If there is no output, then your server has not been affected.

If the command returns results, the server may have been exploited, although false positives are possible. Administrators should look for suspicious patterns such as consecutive generateEcCert and packageUserSize calls for the same user, multiple concurrent requests, and the same IP accessing both endpoints. If these indicators are present, system logs should be reviewed to assess any malicious activity and potential impact.

LiteSpeed advises administrators to check server logs for indicators of compromise and upgrade to LiteSpeed WHM Plugin v5.3.2.1 (with cPanel plugin v2.4.8) or later. Namecheap responsibly disclosed the vulnerability on May 31, 2026.

According to Binding Operational Directive (BOD) 22-01: Reducing the Significant Risk of Known Exploited Vulnerabilities, FCEB agencies have to address the identified vulnerabilities by the due date to protect their networks against attacks exploiting the flaws in the catalog.

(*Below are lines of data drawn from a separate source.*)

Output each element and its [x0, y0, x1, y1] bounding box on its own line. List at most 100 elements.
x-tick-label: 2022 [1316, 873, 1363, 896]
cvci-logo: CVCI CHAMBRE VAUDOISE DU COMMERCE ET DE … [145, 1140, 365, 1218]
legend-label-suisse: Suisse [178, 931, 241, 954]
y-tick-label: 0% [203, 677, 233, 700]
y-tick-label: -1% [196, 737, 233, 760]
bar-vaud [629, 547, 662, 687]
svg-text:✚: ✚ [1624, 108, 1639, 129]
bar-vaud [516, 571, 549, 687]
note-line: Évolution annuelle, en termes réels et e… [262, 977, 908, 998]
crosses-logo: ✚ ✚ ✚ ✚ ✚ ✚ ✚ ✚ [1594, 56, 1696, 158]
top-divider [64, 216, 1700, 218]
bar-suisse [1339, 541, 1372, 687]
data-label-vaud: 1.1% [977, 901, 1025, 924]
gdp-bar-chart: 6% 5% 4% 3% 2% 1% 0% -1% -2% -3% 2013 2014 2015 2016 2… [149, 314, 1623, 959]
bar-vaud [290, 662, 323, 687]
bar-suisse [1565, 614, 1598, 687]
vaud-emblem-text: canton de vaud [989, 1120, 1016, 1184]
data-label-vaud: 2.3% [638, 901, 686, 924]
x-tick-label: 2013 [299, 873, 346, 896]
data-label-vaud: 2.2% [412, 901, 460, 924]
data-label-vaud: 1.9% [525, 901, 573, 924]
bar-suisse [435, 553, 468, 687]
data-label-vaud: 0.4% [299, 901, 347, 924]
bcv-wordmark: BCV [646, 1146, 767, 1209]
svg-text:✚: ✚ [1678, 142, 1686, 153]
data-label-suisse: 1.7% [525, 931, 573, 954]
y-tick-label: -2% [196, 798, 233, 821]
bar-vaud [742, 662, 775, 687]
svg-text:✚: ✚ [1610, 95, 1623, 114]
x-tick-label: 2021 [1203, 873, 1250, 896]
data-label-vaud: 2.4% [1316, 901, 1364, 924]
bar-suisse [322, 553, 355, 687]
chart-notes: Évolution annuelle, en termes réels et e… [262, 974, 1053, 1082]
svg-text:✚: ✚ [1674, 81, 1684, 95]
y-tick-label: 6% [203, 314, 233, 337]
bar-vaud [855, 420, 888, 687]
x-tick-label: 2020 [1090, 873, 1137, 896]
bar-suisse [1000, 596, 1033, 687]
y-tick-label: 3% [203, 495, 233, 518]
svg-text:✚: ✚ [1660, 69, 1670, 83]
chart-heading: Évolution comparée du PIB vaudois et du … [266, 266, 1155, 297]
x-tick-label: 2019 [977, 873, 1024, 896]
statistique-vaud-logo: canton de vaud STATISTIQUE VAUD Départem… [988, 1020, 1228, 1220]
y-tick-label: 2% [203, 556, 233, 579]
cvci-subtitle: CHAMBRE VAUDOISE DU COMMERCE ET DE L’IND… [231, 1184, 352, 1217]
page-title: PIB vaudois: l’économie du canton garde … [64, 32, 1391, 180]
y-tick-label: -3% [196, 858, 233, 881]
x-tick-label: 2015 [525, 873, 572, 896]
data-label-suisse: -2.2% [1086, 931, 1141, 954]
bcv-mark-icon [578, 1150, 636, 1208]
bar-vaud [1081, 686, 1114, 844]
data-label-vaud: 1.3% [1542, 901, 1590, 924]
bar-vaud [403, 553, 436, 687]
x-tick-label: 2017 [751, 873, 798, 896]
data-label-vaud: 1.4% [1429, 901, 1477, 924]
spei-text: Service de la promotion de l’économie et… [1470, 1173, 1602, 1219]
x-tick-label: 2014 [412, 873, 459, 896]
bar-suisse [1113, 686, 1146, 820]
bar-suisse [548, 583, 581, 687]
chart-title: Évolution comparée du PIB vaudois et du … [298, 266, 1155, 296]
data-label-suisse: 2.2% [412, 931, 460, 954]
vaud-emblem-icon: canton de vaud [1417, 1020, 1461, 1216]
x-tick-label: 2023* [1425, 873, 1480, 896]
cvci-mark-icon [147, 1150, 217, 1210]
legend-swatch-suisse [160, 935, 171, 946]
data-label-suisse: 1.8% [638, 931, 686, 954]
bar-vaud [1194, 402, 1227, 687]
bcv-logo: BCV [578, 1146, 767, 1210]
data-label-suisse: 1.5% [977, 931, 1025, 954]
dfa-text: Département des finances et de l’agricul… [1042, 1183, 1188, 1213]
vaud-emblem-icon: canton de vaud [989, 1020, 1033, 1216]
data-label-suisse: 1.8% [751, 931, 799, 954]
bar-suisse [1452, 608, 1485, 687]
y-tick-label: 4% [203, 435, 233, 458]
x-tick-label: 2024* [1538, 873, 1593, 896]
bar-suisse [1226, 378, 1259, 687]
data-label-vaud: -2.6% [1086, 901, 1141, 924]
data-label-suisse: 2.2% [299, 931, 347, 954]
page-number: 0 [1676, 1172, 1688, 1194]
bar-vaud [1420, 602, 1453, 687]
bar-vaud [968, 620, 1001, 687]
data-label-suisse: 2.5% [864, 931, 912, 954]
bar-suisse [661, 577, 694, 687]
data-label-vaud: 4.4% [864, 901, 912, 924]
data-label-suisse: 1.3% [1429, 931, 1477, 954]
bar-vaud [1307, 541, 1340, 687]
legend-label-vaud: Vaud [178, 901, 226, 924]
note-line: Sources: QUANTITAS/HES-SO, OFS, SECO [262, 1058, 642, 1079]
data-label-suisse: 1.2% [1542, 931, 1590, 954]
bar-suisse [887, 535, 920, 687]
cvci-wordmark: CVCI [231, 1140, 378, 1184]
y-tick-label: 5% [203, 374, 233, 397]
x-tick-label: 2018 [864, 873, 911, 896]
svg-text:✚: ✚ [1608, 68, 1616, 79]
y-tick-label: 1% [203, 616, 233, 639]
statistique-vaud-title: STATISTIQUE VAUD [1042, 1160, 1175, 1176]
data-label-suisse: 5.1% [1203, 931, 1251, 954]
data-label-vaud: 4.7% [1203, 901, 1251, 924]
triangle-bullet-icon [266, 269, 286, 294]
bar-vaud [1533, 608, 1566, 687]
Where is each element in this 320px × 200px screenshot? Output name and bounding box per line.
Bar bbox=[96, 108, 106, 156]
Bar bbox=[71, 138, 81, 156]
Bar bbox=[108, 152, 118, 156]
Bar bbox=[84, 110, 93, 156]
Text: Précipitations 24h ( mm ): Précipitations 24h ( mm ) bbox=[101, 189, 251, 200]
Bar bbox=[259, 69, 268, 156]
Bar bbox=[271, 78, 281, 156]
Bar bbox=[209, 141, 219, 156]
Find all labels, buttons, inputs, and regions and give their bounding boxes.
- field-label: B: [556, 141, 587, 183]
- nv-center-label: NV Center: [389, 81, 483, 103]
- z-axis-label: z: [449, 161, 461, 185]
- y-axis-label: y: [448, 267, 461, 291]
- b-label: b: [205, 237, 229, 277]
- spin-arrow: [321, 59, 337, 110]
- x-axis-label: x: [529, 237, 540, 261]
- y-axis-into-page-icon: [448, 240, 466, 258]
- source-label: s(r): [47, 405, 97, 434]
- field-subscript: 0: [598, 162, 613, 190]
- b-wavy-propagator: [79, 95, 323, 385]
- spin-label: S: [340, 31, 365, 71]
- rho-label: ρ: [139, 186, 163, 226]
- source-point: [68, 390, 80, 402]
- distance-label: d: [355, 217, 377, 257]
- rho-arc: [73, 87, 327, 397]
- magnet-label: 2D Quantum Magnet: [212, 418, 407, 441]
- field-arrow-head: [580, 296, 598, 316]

Experts also recommend that private organizations review the Catalog and address the vulnerabilities in their infrastructure.

CISA orders federal agencies to urgently fix the LiteSpeed cPanel plugin vulnerability by June 18, 2026. The US agency orders federal agencies to fix the Cisco Catalyst plugin vulnerability by June 29, 2026.